Thursday, December 13, 2012
Reading Journal: Zone One, by Colson Whitehead (2011)
What I was most taken with in this novel was the slow build that the author pulled off in the first 50 pages; after about six, I gritted my teeth for the long haul, but when it comes to the scene he's setting - New York, post zombie apocalypse - his beginning is truly in media res, and he rewards your effort by throwing you another bone every few pages, be it the meaning of a snippet of dialect or a pre-catastrophe memory that lets you a little further inside one character or another. You're hooked by the time he starts digging deeper into the characters than their simple function, that of Skel sweepers - zombie killers, emptying out mostly office buildings - when he truly begins showing you the toll the work is taking on the few survivors rehabilitating the city.
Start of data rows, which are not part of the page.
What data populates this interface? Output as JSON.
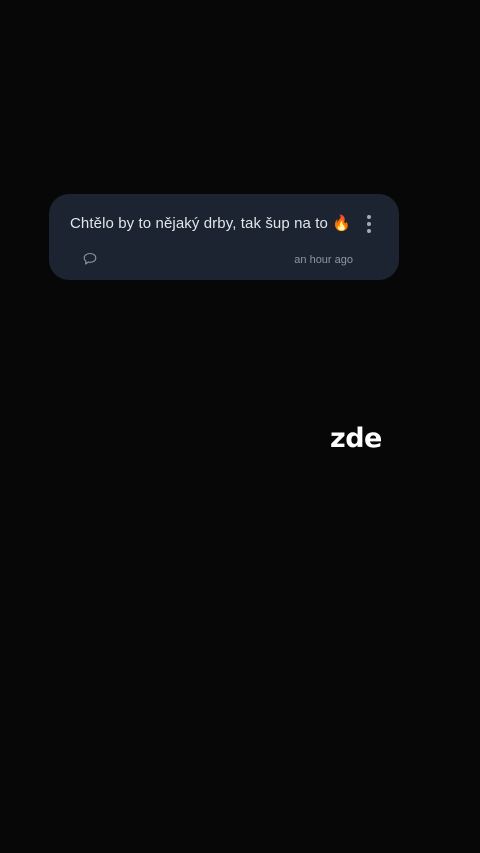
{
  "post": {
    "text": "Chtělo by to nějaký drby, tak šup na to 🔥",
    "timestamp": "an hour ago",
    "comment_icon": "comment-bubble-icon",
    "more_icon": "more-vertical-icon"
  },
  "overlay": {
    "word": "zde"
  },
  "colors": {
    "background": "#070707",
    "card": "#1b2430",
    "text": "#e2e6ea",
    "muted": "#8d96a1"
  }
}
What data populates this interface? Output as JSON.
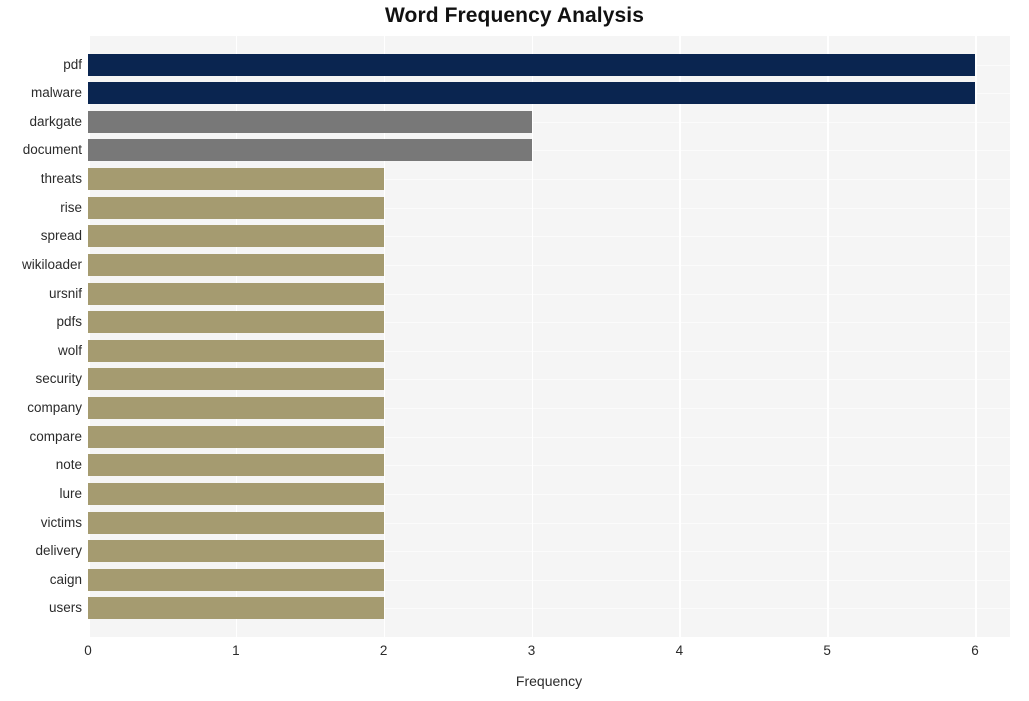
{
  "chart_data": {
    "type": "bar",
    "orientation": "horizontal",
    "title": "Word Frequency Analysis",
    "xlabel": "Frequency",
    "ylabel": "",
    "xlim": [
      0,
      6
    ],
    "xticks": [
      0,
      1,
      2,
      3,
      4,
      5,
      6
    ],
    "xtick_labels": [
      "0",
      "1",
      "2",
      "3",
      "4",
      "5",
      "6"
    ],
    "grid": true,
    "legend": "none",
    "background": "#f5f5f5",
    "categories": [
      "pdf",
      "malware",
      "darkgate",
      "document",
      "threats",
      "rise",
      "spread",
      "wikiloader",
      "ursnif",
      "pdfs",
      "wolf",
      "security",
      "company",
      "compare",
      "note",
      "lure",
      "victims",
      "delivery",
      "caign",
      "users"
    ],
    "values": [
      6,
      6,
      3,
      3,
      2,
      2,
      2,
      2,
      2,
      2,
      2,
      2,
      2,
      2,
      2,
      2,
      2,
      2,
      2,
      2
    ],
    "bar_colors": [
      "#0a2550",
      "#0a2550",
      "#787878",
      "#787878",
      "#a59b70",
      "#a59b70",
      "#a59b70",
      "#a59b70",
      "#a59b70",
      "#a59b70",
      "#a59b70",
      "#a59b70",
      "#a59b70",
      "#a59b70",
      "#a59b70",
      "#a59b70",
      "#a59b70",
      "#a59b70",
      "#a59b70",
      "#a59b70"
    ],
    "palette": {
      "high": "#0a2550",
      "medium": "#787878",
      "low": "#a59b70",
      "plot_background": "#f5f5f5",
      "gridline": "#ffffff",
      "text": "#2b2b2b",
      "title": "#111111"
    }
  }
}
Where the metaphor takes off is near the end of the book's first part and the beginning of its second, when the stragglers enter the picture: beings halfway between lost skels and unaffected humans - the Big Contemporary Metaphor of those who still have a chance, i.e., the skin in the game. He moves his prose along at a decent pace for a writer with such an academic pedigree, never slowing the action too long or over-stretching the flashbacks that humanize our heroes. It's definitely a book worthy of its hype, and it pays out on every extra bit of energy its reader expends.